Например, согласно Джону Ролзу, в либеральном государстве “системы целей не упорядочены по ценности”19; индивидуальные “жизненные планы” могут различаться большей или меньшей рациональностью, но не природой целей и задач, которые они ставят20. Эта точка зрения весьма глубоко проникла в современную теорию конституционного права США. Постролзовские теоретики права, такие как Роналд Дворкин и Брюс Аккерман, пытаются определить нормы либерального общества, при этом тщательно избегая любых упоминаний о приоритетах человеческих целей, или, более современным языком, разных образов жизни21. Дворкин утверждает, что либеральное государство “должно быть нейтральным в... вопросе о том, какая жизнь считается правильной... политические решения должны, насколько это возможно, быть независимыми от каких бы то ни было концепций правильности жизни или того, что придает жизни ценность”, Аккерман, со своей стороны, заявляет, что никакой социальный порядок не может быть оправдан, “если он требует от держателя власти утверждения, что: а) его понятие правильной жизни лучше, чем у любого из его сограждан, или б) что, независимо от его концепции правильной жизни сам он внутренне выше одного или более своих сограждан”22.

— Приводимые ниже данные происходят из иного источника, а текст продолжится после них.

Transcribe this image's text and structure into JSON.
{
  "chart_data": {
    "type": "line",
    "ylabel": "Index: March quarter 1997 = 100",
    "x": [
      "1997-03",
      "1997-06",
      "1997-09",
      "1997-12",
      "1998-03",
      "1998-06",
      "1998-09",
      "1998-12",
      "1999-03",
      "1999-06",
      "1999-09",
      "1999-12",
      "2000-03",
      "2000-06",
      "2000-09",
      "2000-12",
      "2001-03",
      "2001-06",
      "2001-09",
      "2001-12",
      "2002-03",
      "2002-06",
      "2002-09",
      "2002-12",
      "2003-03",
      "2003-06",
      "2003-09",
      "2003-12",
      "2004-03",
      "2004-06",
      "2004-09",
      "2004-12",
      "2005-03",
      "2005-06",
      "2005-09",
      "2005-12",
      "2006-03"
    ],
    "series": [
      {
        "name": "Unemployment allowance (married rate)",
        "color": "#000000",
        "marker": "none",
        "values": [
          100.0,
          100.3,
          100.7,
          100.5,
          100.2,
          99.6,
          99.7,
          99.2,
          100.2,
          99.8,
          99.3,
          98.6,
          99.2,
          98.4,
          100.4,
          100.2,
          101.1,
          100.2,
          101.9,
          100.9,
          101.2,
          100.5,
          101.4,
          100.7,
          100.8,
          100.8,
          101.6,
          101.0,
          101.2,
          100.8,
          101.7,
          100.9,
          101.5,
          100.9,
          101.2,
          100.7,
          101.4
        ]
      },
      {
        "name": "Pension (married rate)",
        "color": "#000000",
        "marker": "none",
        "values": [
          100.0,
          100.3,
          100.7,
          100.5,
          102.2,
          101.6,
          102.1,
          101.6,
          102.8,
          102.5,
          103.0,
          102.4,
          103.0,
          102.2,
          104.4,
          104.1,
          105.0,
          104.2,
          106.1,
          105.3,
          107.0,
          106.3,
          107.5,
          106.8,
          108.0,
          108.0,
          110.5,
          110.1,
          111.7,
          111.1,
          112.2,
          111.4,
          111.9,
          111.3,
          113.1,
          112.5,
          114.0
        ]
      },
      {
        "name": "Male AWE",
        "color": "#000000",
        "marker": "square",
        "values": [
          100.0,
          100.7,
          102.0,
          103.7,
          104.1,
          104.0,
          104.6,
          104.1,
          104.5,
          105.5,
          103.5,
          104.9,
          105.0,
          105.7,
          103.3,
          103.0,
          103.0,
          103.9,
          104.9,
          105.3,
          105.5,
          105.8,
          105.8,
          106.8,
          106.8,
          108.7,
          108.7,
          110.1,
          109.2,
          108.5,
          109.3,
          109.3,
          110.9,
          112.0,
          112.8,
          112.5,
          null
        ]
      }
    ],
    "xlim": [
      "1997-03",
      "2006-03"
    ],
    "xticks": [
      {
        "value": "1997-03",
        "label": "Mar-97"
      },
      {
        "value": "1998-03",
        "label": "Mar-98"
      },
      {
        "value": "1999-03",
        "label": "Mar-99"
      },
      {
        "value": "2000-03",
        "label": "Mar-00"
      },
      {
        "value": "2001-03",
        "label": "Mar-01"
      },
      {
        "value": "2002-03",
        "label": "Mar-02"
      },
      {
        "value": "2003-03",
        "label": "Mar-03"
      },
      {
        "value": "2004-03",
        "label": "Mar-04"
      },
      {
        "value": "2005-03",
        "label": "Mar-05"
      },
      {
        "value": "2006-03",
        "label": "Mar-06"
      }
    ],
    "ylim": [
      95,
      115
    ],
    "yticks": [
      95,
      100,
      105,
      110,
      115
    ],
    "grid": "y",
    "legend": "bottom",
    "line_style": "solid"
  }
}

Я считаю, что этот широкий отход от теорий добра, основанных на природе человека, порочен по многим причинам. Самая, быть может, явная слабость деонтологических теорий добра состоит в том, что почти все философы, которые пытались построить такую схему, кончали тем, что встраивали в свои теории различные предположения о природе человека. Единственное различие — они это делали скрыто и бесчестно, а не явно, как было в прежней традиции от Платона до Юма. Уильям Галстон указывает на утверждение самого Канта в “Метафизических элементах справедливости” о том, что общество не может наложить на себя церковную конституцию, в которой некоторые религиозные догмы считаются неизменными, поскольку такая организация “вступила бы в конфликт с назначенной человечеству целью”. А какова же цель у людей? Развиваться как рациональные существа, свободные от обскурантистских предрассудков. Это утверждение Канта сразу же делает несколько сильных предположений о человеческой природе: что люди — рациональные создания, что они выигрывают от использования своего разума и наслаждаются им и что они эту рациональность могут развивать со временем. Последнее подразумевает необходимость в образовании, и государство не может оставаться нейтральным в вопросе, выберут его граждане догматическое невежество — или образованность.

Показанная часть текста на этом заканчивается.